Thanks for the info and welcome. I'm going to try and take a look at this gheenoe today.

Mike


----------



## tom_in_orl (Dec 9, 2006)

Hard to tell with out detailed information on the boat. Here is what I told someone else with a similar questions.

http://www.microskiff.com/cgi-bin/yabb2/YaBB.pl?num=1189115149

_Hard to tell without price and pictures. In my opinion, the amount of depreciation would be based upon:

1, Condition - When I bought my first Gheenoe Classic I was willing to pay top dollar for a newer clean boat. This was also influenced by #2

2. Availability - How long would it take you to get the boat elsewhere. If they are back ordered expect to pay more.

3, Quality of components - Junk added to a boat can be worthless or even hurt the value. Good components fetch premiums.

4. Proper rigging for the desired application - Its not going to do you any good if:

it already has a low quality jack plate made for a kicker on a sailboat 
a long shaft motor (on a Classic) 
holes cut in wrong places
cheap electronics
bad livewell rigging
homemade trolling motor rigging

You get the picture but if it was done right. Say like Jim Farmer's DH Classic or Tojo's DHC Classic then it probably is worth every penny.

5. Motor - This is mostly personal choice but there are a few things to keep in mind. A good 2 stroke 25 HP short shaft is valuable. Additional options like electric start increase the value. Mercury tilt and trim is very desirable.

So all things considered if its a perfect setup, barely used and has good documentation I would pay as high as 90% of the new value. No higher because I would rather buy new and build the boat my way if its going to cost the same as new. If its a worst case scenario I would rather walk away then deal with it. 

Good Luck_


----------



## Strike_III (Mar 21, 2007)

> Keep the 15 and put 9.9 decals on it.  Trust me.
> 
> Without more information, I would think about 4K pending the condition.
> 
> And welcome aboard. [smiley=1-beer.gif]



I'll be picking up the Gheenoe tomorrow.

Now where can I get a 9.9 decal for a 2005 Mercury 2-stroke.

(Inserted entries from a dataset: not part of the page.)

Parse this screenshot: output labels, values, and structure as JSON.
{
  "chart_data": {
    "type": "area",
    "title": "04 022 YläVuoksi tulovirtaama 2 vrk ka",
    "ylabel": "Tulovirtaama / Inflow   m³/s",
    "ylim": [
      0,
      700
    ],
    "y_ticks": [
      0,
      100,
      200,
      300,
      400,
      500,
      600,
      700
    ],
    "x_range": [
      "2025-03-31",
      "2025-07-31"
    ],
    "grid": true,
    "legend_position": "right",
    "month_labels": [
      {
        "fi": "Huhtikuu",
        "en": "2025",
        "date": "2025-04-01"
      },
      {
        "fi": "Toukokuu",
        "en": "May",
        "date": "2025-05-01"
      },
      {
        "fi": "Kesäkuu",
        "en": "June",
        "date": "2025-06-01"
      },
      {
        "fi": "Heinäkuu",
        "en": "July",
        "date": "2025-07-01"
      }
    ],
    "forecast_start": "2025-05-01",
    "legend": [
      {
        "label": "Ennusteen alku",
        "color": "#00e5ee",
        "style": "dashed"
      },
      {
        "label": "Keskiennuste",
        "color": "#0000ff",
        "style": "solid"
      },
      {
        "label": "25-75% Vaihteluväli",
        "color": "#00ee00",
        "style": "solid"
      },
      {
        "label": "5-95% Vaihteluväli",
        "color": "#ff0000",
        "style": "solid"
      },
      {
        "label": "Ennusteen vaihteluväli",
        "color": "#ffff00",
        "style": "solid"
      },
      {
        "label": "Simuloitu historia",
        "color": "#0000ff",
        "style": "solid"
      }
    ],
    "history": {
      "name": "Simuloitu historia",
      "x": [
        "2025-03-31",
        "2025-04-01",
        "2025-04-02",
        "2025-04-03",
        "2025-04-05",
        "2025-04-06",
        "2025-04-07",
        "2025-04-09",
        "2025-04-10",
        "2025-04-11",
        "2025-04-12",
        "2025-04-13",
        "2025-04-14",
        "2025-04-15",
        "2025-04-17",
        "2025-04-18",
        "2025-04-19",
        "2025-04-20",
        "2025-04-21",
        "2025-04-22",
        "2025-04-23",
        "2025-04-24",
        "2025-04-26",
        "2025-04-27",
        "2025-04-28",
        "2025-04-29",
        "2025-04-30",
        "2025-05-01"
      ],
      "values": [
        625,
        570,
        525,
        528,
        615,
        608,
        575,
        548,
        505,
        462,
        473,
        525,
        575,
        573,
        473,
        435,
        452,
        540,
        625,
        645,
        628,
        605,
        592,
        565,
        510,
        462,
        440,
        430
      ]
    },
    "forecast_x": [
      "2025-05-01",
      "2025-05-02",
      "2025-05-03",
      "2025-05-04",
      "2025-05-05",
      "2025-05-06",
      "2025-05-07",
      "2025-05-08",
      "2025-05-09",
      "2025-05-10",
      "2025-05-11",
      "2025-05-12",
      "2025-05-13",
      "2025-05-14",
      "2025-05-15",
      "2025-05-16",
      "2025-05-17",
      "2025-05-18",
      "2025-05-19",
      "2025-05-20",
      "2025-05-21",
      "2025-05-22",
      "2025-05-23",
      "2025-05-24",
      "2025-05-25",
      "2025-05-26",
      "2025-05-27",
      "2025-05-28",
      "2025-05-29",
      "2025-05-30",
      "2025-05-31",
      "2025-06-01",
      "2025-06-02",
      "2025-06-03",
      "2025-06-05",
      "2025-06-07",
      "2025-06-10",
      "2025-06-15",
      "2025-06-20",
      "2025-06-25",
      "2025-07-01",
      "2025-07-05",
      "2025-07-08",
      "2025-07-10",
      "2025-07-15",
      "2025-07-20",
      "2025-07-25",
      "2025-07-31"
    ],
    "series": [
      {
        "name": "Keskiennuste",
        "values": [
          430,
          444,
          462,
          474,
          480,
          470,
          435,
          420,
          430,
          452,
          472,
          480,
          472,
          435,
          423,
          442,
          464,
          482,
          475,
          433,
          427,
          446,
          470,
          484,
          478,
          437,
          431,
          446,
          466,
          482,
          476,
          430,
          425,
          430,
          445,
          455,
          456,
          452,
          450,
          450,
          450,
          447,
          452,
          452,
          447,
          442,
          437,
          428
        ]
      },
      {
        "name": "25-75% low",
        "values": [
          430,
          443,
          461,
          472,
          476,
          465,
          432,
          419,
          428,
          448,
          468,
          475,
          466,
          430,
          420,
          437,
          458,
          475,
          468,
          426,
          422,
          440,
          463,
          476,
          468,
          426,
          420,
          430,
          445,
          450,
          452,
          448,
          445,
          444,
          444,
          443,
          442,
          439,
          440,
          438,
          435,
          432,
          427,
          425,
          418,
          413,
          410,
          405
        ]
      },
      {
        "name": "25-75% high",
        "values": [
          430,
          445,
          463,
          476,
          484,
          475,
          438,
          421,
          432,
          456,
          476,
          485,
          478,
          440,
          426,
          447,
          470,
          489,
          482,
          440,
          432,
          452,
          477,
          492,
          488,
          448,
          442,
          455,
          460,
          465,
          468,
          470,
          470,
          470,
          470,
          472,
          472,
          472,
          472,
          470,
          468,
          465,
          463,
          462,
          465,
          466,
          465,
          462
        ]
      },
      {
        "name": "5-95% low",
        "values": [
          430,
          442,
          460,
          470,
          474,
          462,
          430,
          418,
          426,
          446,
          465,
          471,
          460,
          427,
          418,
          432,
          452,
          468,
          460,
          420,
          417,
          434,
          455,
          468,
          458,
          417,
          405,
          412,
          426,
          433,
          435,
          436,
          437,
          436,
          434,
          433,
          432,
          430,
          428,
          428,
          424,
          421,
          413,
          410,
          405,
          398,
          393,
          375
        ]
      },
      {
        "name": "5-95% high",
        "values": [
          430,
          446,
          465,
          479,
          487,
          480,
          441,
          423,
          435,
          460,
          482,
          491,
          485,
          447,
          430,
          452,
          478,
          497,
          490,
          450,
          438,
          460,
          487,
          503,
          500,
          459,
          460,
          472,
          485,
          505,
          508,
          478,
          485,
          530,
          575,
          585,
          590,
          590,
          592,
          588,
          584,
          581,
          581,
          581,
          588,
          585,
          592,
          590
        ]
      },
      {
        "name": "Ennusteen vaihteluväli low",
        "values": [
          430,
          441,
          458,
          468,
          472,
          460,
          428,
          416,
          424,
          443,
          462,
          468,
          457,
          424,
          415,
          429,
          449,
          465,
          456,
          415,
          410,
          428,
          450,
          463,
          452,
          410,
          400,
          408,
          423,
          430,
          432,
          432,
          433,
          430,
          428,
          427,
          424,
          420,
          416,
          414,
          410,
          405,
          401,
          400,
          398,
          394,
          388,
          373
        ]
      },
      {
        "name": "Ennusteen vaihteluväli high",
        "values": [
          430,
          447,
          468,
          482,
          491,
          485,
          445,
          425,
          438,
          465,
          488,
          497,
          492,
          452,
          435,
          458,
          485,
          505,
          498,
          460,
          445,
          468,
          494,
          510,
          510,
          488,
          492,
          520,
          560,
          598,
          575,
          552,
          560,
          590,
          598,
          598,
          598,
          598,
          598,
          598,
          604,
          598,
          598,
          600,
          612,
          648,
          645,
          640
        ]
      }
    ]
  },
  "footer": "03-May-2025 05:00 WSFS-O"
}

Thanks again for the help.


----------



## Garry (Dec 14, 2006)

Strike III,

If you find those decals, let me know cause I've been looking for some also....(mercury 9.9)


----------



## tom_in_orl (Dec 9, 2006)

Try this site. http://www.mercurypartsexpress.com


----------



## tom_in_orl (Dec 9, 2006)

This site also has decals.

http://www.mercruiserparts.com


----------



## Strike_III (Mar 21, 2007)

Well I joined the club today.

2006 Classic
2005 Mercury 15 hp 2-stroke
power pole
40 lb MK riptide

Ran it this afternoon. Started right up and ran well - prop is worn though. Both the power pole and t-motor run off of a single Odyssey PC1200 battery - is this adequate? I'm a t-motor junkie - like to keep moving.

Like all newbies I'll have lots of questions. I've already obtained lots of info here and really appreciate how open and helpful you are.

Mike


----------



## tom_in_orl (Dec 9, 2006)

Congrats! Was that the one on jaxkayakfishing.com from the crazy viking guy? Oh, and 

[smiley=worth.gif]


----------



## Strike_III (Mar 21, 2007)

Johnny, the crazy yakviking gave my son and I a very good deal.

Pics to follow after some washing, waxing and some personalization.


----------



## Un-shore (Sep 27, 2007)

> Strike III,
> 
> If you find those decals, let me know cause I've been looking for some also....(mercury 9.9)


Me too, I need them for my 4hp.


----------



## redgheenoe (Apr 28, 2007)

Why does he need decals with a 2006 Classic? Isn't it rated for a 25?


----------



## JIMMYZ750 (Feb 20, 2007)

25HP Remote Steer
15HP Tiller Steer

New set of Merc 9.9 decals went on ebay last week for around $25......missed um

Oh, definitely keep the 15 just no WOT all the time if you can ;D ;D ;D ;D

Have 15 with nice new hood and decals (thanks ron) and a beat-up 9.9 hood for everyday use 

Sounds like you have a super sweet setup


----------



## Strike_III (Mar 21, 2007)

> Why does he need decals with a 2006 Classic?  Isn't it rated for a 25?


There are a few areas I'd like to fish but have a 10 hp limit.


----------